Started by Clownbaby, July 29, 2018, 06:12:11 PM

Previous topic - Next topic

chveik


Avril Lavigne

Quote from: St_Eddie on July 30, 2018, 11:59:35 PM
To be fair, he's not wrong with his assessment of Ferris Bueller's Day Off, which goes someway to proving the old adage of even a broken clock being right twice a day, I suppose.

I'm still of the mindset that Ferris Bueller is practically a prequel to Fight Club, but even without being viewed from that angle it deserves to be rated higher than Little Man or my friend's other 4.5 star classic, Garfield The Movie.

St_Eddie

Quote from: Avril Lavigne on July 31, 2018, 12:41:21 AM
I'm still of the mindset that Ferris Bueller is practically a prequel to Fight Club...

It certainly makes it infinitely more watchable, if viewed through that lens but I'm under no pretensions that it was John Hughes' intent (not that I'm suggesting that you think that it was).

Quote from: Avril Lavigne on July 31, 2018, 12:41:21 AM
...it deserves to be rated higher than Little Man or my friend's other 4.5 star classic, Garfield The Movie.

Yeah, I'm not quite sure what the Coen Brothers were thinking with that one.

Avril Lavigne

Quote from: St_Eddie on July 31, 2018, 12:55:56 AM
Yeah, I'm not quite sure what the Coen Brothers were thinking with that one.

You sly dog. ;)

Bazooka

Quote from: Schnapple on July 30, 2018, 08:44:16 PM
I always thought The Purge was a solid premise with a weak execution. Saying that, I understand the recent installments have fulfilled more of it's potential as a thriller and a satire.

I agree, had  say John Carpenter had this idea back in the idea, I feel he could of executed it very well especially with a throbbing soundtrack. Basically Assault on Precinct 13 but the purge plot.

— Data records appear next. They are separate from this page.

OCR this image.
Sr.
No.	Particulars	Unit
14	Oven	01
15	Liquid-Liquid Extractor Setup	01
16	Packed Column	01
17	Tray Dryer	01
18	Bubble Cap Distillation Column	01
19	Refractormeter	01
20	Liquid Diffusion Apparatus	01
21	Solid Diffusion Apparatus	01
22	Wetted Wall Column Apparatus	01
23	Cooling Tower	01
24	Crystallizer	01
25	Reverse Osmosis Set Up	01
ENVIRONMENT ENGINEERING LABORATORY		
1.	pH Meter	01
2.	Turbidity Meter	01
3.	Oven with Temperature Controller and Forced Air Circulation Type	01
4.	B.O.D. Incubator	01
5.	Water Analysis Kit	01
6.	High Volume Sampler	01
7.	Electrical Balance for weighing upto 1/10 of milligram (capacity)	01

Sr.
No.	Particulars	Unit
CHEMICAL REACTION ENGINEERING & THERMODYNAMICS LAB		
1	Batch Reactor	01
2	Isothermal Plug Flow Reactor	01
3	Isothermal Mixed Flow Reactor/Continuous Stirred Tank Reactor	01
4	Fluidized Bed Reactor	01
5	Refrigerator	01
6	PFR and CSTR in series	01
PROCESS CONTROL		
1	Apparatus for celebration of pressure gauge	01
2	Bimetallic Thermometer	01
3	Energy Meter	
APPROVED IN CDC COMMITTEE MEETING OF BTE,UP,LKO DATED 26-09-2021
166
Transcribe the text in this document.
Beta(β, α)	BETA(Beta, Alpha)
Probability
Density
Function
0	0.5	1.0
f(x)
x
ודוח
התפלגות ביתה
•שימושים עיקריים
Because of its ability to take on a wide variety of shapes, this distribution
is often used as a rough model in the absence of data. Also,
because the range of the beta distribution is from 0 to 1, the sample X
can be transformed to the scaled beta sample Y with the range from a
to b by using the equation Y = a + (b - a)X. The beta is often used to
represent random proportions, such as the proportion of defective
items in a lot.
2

Quote from: Avril Lavigne on July 30, 2018, 11:23:48 PM


Scary Movie 4/5
Scream 1/5


I find this particularly baffling.  Surely, one's appreciation of Scary Movie hinges on liking (or at least being very familiar) with Scream.  I remember my older sister telling that she saw Scary Movie and thought it was complete crap and I came out with "But you haven't even seen Scream or those "I Know What You Did, Bummer!" films".  To be honest, I thought the original Scary Movie was hysterical at the time, as it was an 18 and I was underage... I was 17.

purlieu

Quote from: Avril Lavigne on July 30, 2018, 10:27:19 PM
As a musician I've probably been more affected by the fact that she also actively dislikes music, as a whole, and seems quite proud of the fact that she doesn't like any bands or singers at all
Wha

Johnny Textface

Kill List. Had heard good things and enjoyed the first 3/4 of it. The last 20 minutes was a woefully directed and underwritten mess. A terrible waste of a tight and intruiging story. 2.5 out of 5 (marks deducted for teasing me with greatness).

Glebe

Quote from: Clownbaby on July 29, 2018, 06:54:40 PM^ Paul and World's End for me. World's End is more memorable but I feel like it needed some fat trimmed cause it drags in places . I'm the exact same with Paul. I watched it once, thought it was alright, forgot about it the next day. Even forgot who was in it. I don't even remember Jeffrey Tambor and Jason Bateman being in it and I like them both

I found The World's End to a be pretty grim experience, of course it's supposed to be a bit dark and that, but I just found it rather a dull, depressive squib overall, especially after the joyous fun of Hot Fuzz, which goes on a bit too long but is very entertaining nonetheless. And I still haven't seen Shaun of the Dead, SHOCK!!!

Paul is borderline awful.

Clownbaby

The remake of Stepford wives had a very stupidly unsatisfying ending. Her shit of a husband strongly considers turning her into a stepford wife for most of the movie, but she forgives him because he luckily decides to have a change of heart and doesn't go through with it. He still considered it though, the bastard. That is enough. He flat out tells her he is sick of her doing well and not depending on him, and it was literally a spur of the moment decision that he decided to not go through with the transformation.

nero

Most recently A Ghost Story and Mother!

Both just smashed open the audiences heads and threw their ideas in there, subtly be damned.


Large Noise

Drive- Went to see it in the cinema when it came out. My impression in the first half of the film was that it looked and sounded really cool, and Gosling's enigmatic smouldering was actually quite enjoyable. But the second half was just a bunch of set-piece fights, which bored the arse off me.*

*Haven't rewatched it since so there's a fair to moderate chance that I'm wrong about this.

Clownbaby

Quote from: Chollis on August 02, 2018, 01:39:02 PM
Idiocracy

Yep. Underdeveloped. I watched it the first time drunk, thought it was proper good, watched it the second time and it was deeply unsatisfying.

Shit Good Nose

Quote from: Large Noise on August 02, 2018, 02:04:46 PM
Drive- Went to see it in the cinema when it came out. My impression in the first half of the film was that it looked and sounded really cool, and Gosling's enigmatic smouldering was actually quite enjoyable. But the second half was just a bunch of set-piece fights, which bored the arse off me.*

*Haven't rewatched it since so there's a fair to moderate chance that I'm wrong about this.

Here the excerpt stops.